Francesca T. Royster, a professor of English at DePaul University and the author of “Black Country Music,” said that Black musicians’ contributions to the country genre have historically been made invisible by the industry. Modern country, she said, was born out of minstrel traditions that used blackface and turned Black music into a joke for white audiences. 

As the music became mainstream, its origins in Black culture and creativity were erased, Royster said. 

Beyoncé’s move into country music is an “important gesture of taking up space,” she said.

“Country can potentially be this bigger thing that lots of people are participating in, even though I do think that there’s still this older sense of nostalgia and defensiveness that can be connected to country.” 

Black music is country music

-Julie Williams, an independent artist based in Nashville

Beyoncé’s “Renaissance” project saw her elevate Black pioneers in house, ballroom and disco, and some fans think that she will do the same with country artists. 

Williams said that Beyoncé has already started to reference Black country trailblazers. She pointed out that “Texas Hold ‘Em” starts with banjo playing from Rhiannon Giddens, a Grammy-winning country and Americana artist.

Giddens is known for her educational work around banjos. She led a documentary series called “The Banjo: Music, History and Heritage” last year that focuses on the instrument’s origins among the African diaspora, its role in slavery and its popularization in American music. 

“I used to say many times as soon as Beyoncé puts the banjo on a track my job is done,” Giddens wrote in a Facebook post.  “Well, I didn’t expect the banjo to be mine, and I know darn well my job isn’t done, but today is a pretty good day.” 

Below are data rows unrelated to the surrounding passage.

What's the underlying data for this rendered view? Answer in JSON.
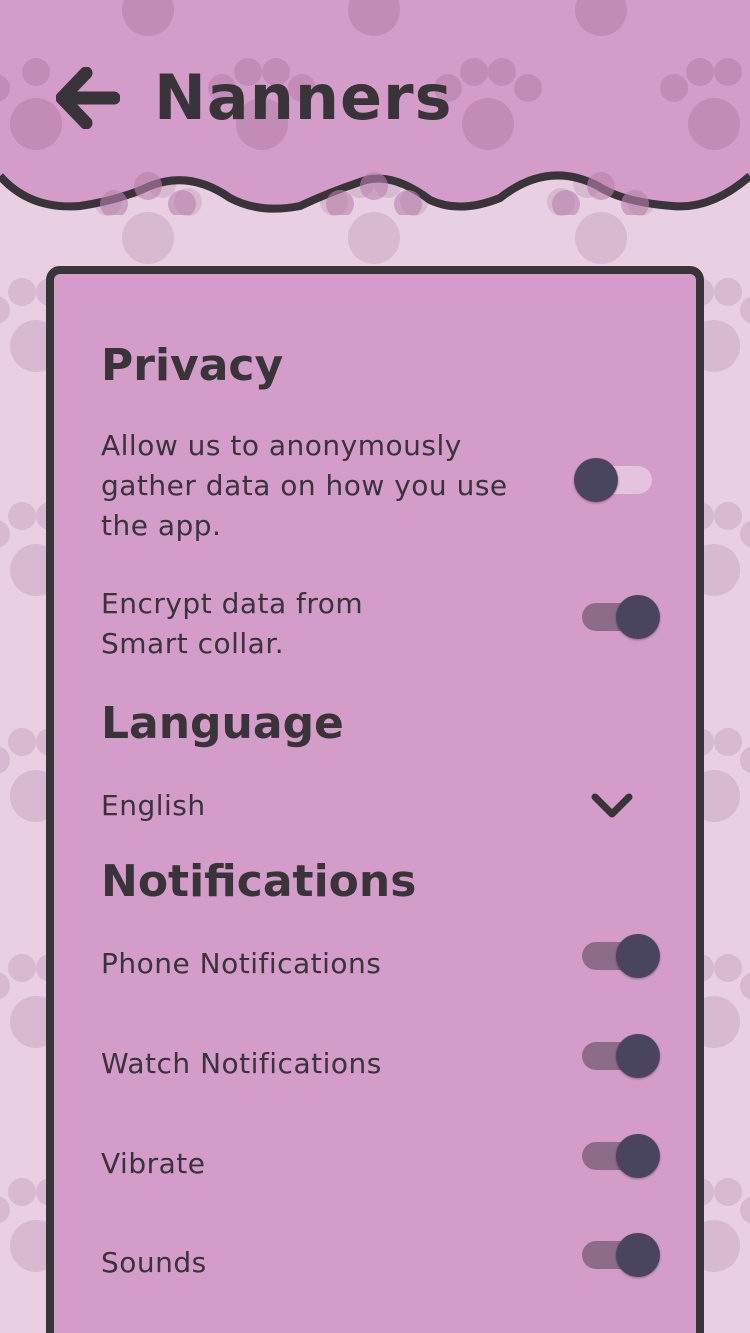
{
  "header": {
    "title": "Nanners",
    "back_icon": "arrow-left-icon"
  },
  "privacy": {
    "title": "Privacy",
    "items": [
      {
        "label": "Allow us to anonymously gather data on how you use the app.",
        "enabled": false
      },
      {
        "label": "Encrypt data from Smart collar.",
        "enabled": true
      }
    ]
  },
  "language": {
    "title": "Language",
    "selected": "English",
    "icon": "chevron-down-icon"
  },
  "notifications": {
    "title": "Notifications",
    "items": [
      {
        "label": "Phone Notifications",
        "enabled": true
      },
      {
        "label": "Watch Notifications",
        "enabled": true
      },
      {
        "label": "Vibrate",
        "enabled": true
      },
      {
        "label": "Sounds",
        "enabled": true
      }
    ]
  },
  "colors": {
    "background": "#e8cfe2",
    "header": "#d49cc8",
    "card": "#d49cc8",
    "text": "#393438",
    "knob": "#4a455e",
    "track_on": "#8c6c87",
    "track_off": "#e4c3dc"
  }
}
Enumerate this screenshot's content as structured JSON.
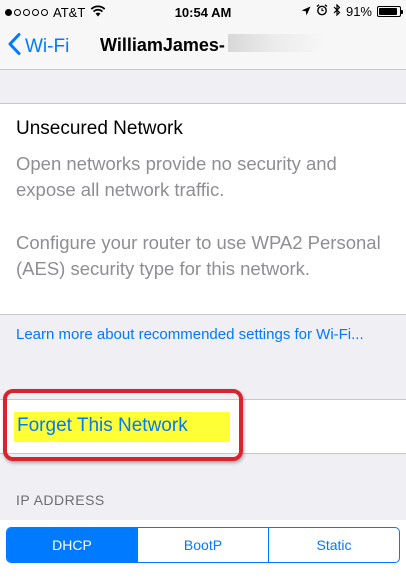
{
  "status_bar": {
    "carrier": "AT&T",
    "time": "10:54 AM",
    "battery_percent": "91%",
    "battery_level": 0.91,
    "signal_bars_filled": 1,
    "signal_bars_total": 5,
    "icons": [
      "wifi-icon",
      "location-arrow-icon",
      "alarm-icon",
      "bluetooth-icon",
      "battery-icon"
    ]
  },
  "nav": {
    "back_label": "Wi-Fi",
    "title": "WilliamJames-"
  },
  "info": {
    "heading": "Unsecured Network",
    "paragraph1": "Open networks provide no security and expose all network traffic.",
    "paragraph2": "Configure your router to use WPA2 Personal (AES) security type for this network.",
    "learn_more": "Learn more about recommended settings for Wi-Fi..."
  },
  "forget": {
    "label": "Forget This Network"
  },
  "ip_section": {
    "header": "IP ADDRESS",
    "segments": [
      "DHCP",
      "BootP",
      "Static"
    ],
    "selected": "DHCP"
  },
  "colors": {
    "accent": "#007aff",
    "highlight": "#ffff33",
    "callout_border": "#d9232d",
    "background": "#efeff4"
  }
}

A representative for Giddens did not respond to a request for comment. 

“I think that it’s a huge statement right there in the first few lines of the song that shows the banjo is a Black instrument,” Williams said. “It was created by slaves. And this is an incredible Black artist who has been a champion of educating so many folks on that history, through her music and through playing it.”

Beyonce’s new album will show that country music can appeal to Black audiences and people of color, Williams said. Country music has long been perceived as a patriotic genre and the domain of white men. 

“There’s a space in this genre that so often has not felt safe, has not felt comfortable,” Williams said. “And so my hope is that as we bring in this new wave of folks and that we will change the country music industry at shows, making sure that it is a comfortable place for fans to be.”

While the response to Beyoncé’s singles has been positive among fans, there has been resistance. Oklahoma radio station KYKC received backlash after one person tried to request “Texas Hold ‘Em.” The radio station had said that it does not “play Beyoncé as we are a country music station.” 

Roger Harris, general manager of South Central Oklahoma Radio Enterprises (S.C.O.R.E.) which owns KYKC, said the station was unaware that Beyoncé had released country songs when the request was made. Harris said KYKC is a “small station” that doesn’t “get serviced by the big labels like bigger stations do.”

“As we got more and more emails…and more and more phone calls, we made an effort to track down the song,” Harris said in an email. He said the song was added to the country station’s playlist and the libraries of two other S.C.O.R.E. stations. 

Still, Roberts, the country singer, said it was indicative of the challenges facing Black artists who try to get airplay on country radio. 

“If it’s hard for Beyoncé to get played on country radio, how hard do you think it is for artists like me trying to get played on country radio?” she said. “Hopefully it opens people’s eyes to seeing how difficult it is for Black women, and just people of color in general, to be played in country music and to get the recognition and the platforms and the stuff that other artists have.”